O número de incisos é muito alto e isso decorre do fato de que a Constituição tem um caráter aspiracional, uma vez que, promulgada menos de três anos após a saída dos militares do poder, ela buscava mudar e transformar as relações de poder, e não conservá-las com roupagem nova. É por isso que, ao consagrar um determinado tipo de liberdade e de direito, cada um desses incisos não é aplicável à maneira do tudo-ou-nada. Como há uma interação entre eles, a interpretação constitucional busca equilíbrio entre as liberdades e as garantias por eles estabelecidas, o que torna impossível, portanto, afirmar que cada direito é absoluto.

A petição da AGU se concentra, basicamente, nos direitos de locomoção e de trabalho. Afirma que a suspensão da política de isolamento social nos três Estados é necessária em face do "notório prejuízo que será gerado para a subsistência econômica e para a liberdade de locomoção das pessoas". Alega que as medidas tomadas por esses Estados não apresentam "técnica minimamente consensual sobre a eficácia da proibição de locomoção no horário noturno, em que o trânsito é sabidamente discreto". Por fim, afirma que o argumento dos governadores "é inadequado e despido de qualquer traço científico, traduzindo uma avaliação injustificadamente discriminatória do comportamento de pessoas que transitam pelo espaço público no período noturno".

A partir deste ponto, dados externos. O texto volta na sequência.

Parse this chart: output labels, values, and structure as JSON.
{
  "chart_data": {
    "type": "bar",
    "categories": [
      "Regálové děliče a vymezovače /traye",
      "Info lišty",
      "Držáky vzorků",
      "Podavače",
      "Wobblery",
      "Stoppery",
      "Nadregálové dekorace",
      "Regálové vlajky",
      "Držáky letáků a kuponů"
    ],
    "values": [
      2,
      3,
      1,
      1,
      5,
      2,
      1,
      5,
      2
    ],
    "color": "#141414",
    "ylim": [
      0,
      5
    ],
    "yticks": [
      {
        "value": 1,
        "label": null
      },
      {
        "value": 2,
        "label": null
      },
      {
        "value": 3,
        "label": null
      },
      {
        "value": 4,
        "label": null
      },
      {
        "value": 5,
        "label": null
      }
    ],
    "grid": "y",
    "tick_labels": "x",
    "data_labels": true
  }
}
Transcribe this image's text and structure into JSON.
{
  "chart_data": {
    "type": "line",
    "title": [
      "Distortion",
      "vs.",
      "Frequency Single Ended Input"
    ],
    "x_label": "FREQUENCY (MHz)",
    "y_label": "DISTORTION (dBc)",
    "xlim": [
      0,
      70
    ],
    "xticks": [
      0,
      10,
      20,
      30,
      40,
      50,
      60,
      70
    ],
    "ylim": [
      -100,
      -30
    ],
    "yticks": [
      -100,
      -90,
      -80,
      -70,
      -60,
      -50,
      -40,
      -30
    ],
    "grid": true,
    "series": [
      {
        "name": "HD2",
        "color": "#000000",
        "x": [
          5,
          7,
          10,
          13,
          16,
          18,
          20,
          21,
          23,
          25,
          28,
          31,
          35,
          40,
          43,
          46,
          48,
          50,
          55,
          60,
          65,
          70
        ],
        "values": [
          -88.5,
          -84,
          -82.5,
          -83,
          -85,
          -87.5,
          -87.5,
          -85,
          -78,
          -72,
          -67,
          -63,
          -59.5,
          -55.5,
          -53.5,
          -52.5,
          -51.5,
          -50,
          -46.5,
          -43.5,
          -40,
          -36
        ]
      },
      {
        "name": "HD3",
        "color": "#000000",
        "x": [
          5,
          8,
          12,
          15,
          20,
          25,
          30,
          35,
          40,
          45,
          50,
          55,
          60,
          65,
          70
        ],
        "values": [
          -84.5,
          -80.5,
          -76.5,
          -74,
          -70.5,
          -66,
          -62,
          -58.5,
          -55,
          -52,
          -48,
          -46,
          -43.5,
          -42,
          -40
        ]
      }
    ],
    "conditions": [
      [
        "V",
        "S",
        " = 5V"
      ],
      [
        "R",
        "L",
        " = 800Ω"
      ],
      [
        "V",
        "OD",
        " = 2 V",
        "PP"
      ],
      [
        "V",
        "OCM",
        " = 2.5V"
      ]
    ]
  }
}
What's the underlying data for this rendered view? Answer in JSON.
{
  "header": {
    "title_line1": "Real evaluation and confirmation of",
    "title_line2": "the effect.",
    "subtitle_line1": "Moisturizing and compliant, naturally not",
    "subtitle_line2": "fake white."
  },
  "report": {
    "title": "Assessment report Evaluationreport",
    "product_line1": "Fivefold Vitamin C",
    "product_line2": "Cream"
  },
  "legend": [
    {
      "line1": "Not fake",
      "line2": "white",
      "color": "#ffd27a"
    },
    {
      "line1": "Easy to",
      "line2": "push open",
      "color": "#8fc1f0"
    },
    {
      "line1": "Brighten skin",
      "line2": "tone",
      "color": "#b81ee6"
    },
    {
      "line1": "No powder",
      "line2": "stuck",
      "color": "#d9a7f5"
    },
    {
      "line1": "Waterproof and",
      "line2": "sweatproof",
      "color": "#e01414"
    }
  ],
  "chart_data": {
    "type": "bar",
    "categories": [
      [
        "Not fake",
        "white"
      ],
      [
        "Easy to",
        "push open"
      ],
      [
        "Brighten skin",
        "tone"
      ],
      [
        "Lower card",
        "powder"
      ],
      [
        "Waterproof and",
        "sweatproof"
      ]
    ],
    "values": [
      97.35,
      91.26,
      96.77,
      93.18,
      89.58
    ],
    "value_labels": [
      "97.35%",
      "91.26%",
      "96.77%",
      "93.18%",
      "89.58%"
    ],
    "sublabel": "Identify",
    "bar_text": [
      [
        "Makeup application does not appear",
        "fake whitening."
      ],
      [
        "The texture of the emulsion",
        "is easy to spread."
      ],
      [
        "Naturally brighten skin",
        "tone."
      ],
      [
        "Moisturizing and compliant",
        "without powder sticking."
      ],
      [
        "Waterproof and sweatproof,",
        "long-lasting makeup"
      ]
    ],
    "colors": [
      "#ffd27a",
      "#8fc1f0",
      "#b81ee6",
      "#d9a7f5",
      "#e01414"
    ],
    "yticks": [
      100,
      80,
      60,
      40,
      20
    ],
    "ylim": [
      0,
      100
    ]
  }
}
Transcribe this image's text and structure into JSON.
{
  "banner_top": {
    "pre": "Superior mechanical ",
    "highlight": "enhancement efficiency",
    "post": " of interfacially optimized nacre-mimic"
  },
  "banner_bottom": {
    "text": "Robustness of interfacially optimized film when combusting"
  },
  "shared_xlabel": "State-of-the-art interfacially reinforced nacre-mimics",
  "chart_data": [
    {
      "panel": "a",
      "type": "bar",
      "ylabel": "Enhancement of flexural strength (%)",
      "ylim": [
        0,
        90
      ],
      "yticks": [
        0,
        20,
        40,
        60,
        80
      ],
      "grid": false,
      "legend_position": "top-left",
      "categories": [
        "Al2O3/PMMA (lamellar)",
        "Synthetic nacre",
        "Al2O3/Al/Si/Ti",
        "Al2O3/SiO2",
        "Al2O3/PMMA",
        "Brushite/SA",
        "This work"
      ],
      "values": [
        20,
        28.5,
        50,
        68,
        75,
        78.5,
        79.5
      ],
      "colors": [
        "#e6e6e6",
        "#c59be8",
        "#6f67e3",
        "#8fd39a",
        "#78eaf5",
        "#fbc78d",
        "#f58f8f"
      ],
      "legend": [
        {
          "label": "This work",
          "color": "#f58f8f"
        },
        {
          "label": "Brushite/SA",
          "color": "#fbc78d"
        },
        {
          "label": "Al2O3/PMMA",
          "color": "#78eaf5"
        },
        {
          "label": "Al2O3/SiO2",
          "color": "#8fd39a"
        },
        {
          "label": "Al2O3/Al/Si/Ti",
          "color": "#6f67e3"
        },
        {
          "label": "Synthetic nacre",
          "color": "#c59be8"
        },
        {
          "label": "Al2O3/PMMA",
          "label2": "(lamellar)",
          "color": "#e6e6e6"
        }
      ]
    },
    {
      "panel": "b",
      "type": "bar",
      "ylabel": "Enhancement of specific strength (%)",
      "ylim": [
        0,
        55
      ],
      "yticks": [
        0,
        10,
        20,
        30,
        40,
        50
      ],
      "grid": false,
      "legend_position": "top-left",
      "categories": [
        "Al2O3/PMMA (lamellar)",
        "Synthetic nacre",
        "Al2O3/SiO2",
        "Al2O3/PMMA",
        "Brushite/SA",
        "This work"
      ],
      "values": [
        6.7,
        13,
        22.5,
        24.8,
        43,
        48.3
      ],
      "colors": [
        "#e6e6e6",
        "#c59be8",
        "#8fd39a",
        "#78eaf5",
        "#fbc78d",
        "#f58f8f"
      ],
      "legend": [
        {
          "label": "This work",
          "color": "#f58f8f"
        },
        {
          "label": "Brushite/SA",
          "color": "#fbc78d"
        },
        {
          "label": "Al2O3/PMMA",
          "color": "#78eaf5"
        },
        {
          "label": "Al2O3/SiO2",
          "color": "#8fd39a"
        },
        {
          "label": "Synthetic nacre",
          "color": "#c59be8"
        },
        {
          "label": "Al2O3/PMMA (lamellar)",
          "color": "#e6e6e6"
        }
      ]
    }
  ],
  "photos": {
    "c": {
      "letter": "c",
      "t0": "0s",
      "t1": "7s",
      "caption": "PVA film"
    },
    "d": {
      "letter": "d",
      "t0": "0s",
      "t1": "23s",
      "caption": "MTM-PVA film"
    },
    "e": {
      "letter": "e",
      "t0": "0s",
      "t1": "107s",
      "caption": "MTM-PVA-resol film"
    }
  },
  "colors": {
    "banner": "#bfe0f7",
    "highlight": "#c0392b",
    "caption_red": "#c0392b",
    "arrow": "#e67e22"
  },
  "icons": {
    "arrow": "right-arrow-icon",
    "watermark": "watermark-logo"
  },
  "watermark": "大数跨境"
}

Ao justificar as medidas de isolamento e lockdown tomadas, contudo, os governadores lembram que o direito à saúde é indisponível. Igualmente, alegam que, se o poder público tem a obrigação de não medir esforços para assegurar a "manutenção da vida", como determina a Constituição, inclusive tomando medidas restritivas drásticas de isolamento social, ele pode impor restrições sanitárias para evitar nova propagação do vírus.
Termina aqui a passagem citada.